Isto não significa pouca coisa. Portugal é uma terra de poetas;
basta pensarmos em Camilo Pessanha, Cesário Verde, Sá-Carneiro,
sem irmos muito para trás, em busca dos cancioneiros de Martim Codax
e Alfonso X, o Sábio. Portugal é sementeira de uma vasta
lírica que se expressa justamente na melopéia (o português
luso, ao contrário do brasílico, é melódico,
soa "cantado", como o francês). E nessa língua complexa e
intimista, cisterna de pastores, verde mar de caravelas, Pessoa fez sua
operação de linguagem, subvertendo verbos e pronomes em construções
insólitas, alçando vôos metonímicos entre arquipélagos
de elipses e rochedos de hipérbatos, numa sintaxe laminar. Ele é
o autor de uma gramática onírica, "imenso e possível
oceano" idiomático, que soa como uma cantata barroca. Não
vamos nos ocupar aqui do teatro de heterônimos desse poeta singular
que fez-se vários, nem do ficcionista, do tradutor de Poe ou do
dramaturgo experimental; o que nos interessa, neste ensaio, é o
poeta épico moderno, que desejou criar os Lusíadas da Hora
Morta no único livro que publicou em vida.

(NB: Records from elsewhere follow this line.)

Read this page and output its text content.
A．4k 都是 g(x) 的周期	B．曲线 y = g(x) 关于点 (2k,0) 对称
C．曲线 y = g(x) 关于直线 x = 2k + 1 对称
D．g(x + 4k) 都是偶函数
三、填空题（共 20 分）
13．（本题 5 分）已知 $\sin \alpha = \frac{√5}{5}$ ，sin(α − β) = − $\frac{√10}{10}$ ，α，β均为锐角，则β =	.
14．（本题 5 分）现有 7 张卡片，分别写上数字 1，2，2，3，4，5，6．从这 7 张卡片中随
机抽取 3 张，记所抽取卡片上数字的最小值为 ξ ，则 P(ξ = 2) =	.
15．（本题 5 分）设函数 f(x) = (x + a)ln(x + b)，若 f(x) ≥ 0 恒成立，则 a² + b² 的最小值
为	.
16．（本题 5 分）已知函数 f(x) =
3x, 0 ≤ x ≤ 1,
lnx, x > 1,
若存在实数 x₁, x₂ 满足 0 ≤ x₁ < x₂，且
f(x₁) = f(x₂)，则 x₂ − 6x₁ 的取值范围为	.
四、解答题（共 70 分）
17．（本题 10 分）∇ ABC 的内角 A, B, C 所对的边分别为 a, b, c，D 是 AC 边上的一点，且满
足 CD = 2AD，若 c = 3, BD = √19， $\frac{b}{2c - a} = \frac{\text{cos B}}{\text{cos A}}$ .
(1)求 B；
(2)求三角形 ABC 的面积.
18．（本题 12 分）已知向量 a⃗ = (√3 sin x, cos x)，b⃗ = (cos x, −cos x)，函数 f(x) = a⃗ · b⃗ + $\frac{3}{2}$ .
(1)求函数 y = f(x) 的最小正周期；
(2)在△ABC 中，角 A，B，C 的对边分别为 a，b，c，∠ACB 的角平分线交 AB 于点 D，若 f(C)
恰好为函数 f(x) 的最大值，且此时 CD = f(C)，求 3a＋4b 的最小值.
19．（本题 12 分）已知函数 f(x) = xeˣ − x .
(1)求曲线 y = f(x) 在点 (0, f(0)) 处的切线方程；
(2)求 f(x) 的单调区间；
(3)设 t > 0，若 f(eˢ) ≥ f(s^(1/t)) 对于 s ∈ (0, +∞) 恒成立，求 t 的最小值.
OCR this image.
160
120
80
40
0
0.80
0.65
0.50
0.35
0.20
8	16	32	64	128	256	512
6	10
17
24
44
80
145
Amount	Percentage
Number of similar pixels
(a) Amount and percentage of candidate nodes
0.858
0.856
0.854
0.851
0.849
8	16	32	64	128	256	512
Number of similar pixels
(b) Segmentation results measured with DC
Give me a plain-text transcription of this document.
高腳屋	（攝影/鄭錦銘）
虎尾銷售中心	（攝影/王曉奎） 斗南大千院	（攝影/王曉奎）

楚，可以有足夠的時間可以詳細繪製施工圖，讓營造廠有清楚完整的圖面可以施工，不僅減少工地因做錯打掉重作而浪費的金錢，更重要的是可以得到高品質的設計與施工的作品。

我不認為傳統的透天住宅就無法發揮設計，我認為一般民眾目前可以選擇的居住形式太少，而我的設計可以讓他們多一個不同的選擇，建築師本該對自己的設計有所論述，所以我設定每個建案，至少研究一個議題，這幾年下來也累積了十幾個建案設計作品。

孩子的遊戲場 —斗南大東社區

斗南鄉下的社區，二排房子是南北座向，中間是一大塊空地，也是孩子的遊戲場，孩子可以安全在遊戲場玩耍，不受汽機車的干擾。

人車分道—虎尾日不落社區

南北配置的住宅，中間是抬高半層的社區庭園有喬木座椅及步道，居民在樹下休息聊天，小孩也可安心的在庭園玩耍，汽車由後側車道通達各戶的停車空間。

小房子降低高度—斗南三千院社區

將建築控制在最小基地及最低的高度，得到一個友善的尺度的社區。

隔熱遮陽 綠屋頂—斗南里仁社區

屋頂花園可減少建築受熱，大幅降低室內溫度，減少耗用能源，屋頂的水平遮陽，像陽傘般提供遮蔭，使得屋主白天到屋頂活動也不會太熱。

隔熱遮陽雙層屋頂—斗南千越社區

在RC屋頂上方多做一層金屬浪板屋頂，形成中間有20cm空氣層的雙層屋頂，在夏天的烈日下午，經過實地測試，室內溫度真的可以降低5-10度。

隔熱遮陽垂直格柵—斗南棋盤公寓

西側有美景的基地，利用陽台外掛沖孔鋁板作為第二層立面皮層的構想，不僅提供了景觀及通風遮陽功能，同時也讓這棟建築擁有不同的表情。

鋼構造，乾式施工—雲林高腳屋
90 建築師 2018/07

Mensagem é um poema longo formado
por 43 peças breves, escritas entre 1913 e 1934; é uma espécie
de antologia visionária, catálogo de epifanias. Recorda,
também, o conceito de the long poem, de Edgar Allan Poe. Sua estrutura
narrativa é dividida em três partes: Brasão, Mar Português
e O Encoberto. O assunto do livro é a história mítica
de Portugal; o poeta entoa um canto de louvor à navegação,
ao ideal cristão-monárquico e à língua portuguesa,
em plena Idade Industrial. Diferente de Cassiano Ricardo (Martim Cererê),
Pessoa não fez um anacrônico libelo edulcorado, mas sim uma
abordagem mitológica do passado imperial, transformando os personagens
históricos em símbolos, arquétipos da condição
humana, do Ápice à Queda e à inelutável solidão
(onde há, porém, a promessa de um retorno circular ao ponto
de partida). O drama ritualístico encenado em Mensagem não
é exclusivamente português, mas universal. O livro pode ser
visto, hoje, como uma epopéia da linguagem, em que o herói
é o idioma metamorfoseado em poesia. Surpreende, nessa obra extemporânea,
a síntese verbal, a objetividade dos substantivos, tratados como
palavras-coisas ("a árvore, a praia, a flor"), a precisão
logopaica dos verbos compostos ( o "desejar querer poder") e a quase ausência
de adjetivos. Nessa obra, para citarmos novamente Poe, Fernando Pessoa
alcançou a "construção precisa do impreciso", numa
dialética em que o concreto se torna abstrato e o abstrato, concreto
("a bênção como espada, a espada como bênção").
Mensagem é um autêntico tratado da arte do verso, algo como
o que Cravo Bem-Temperado é para os pianistas.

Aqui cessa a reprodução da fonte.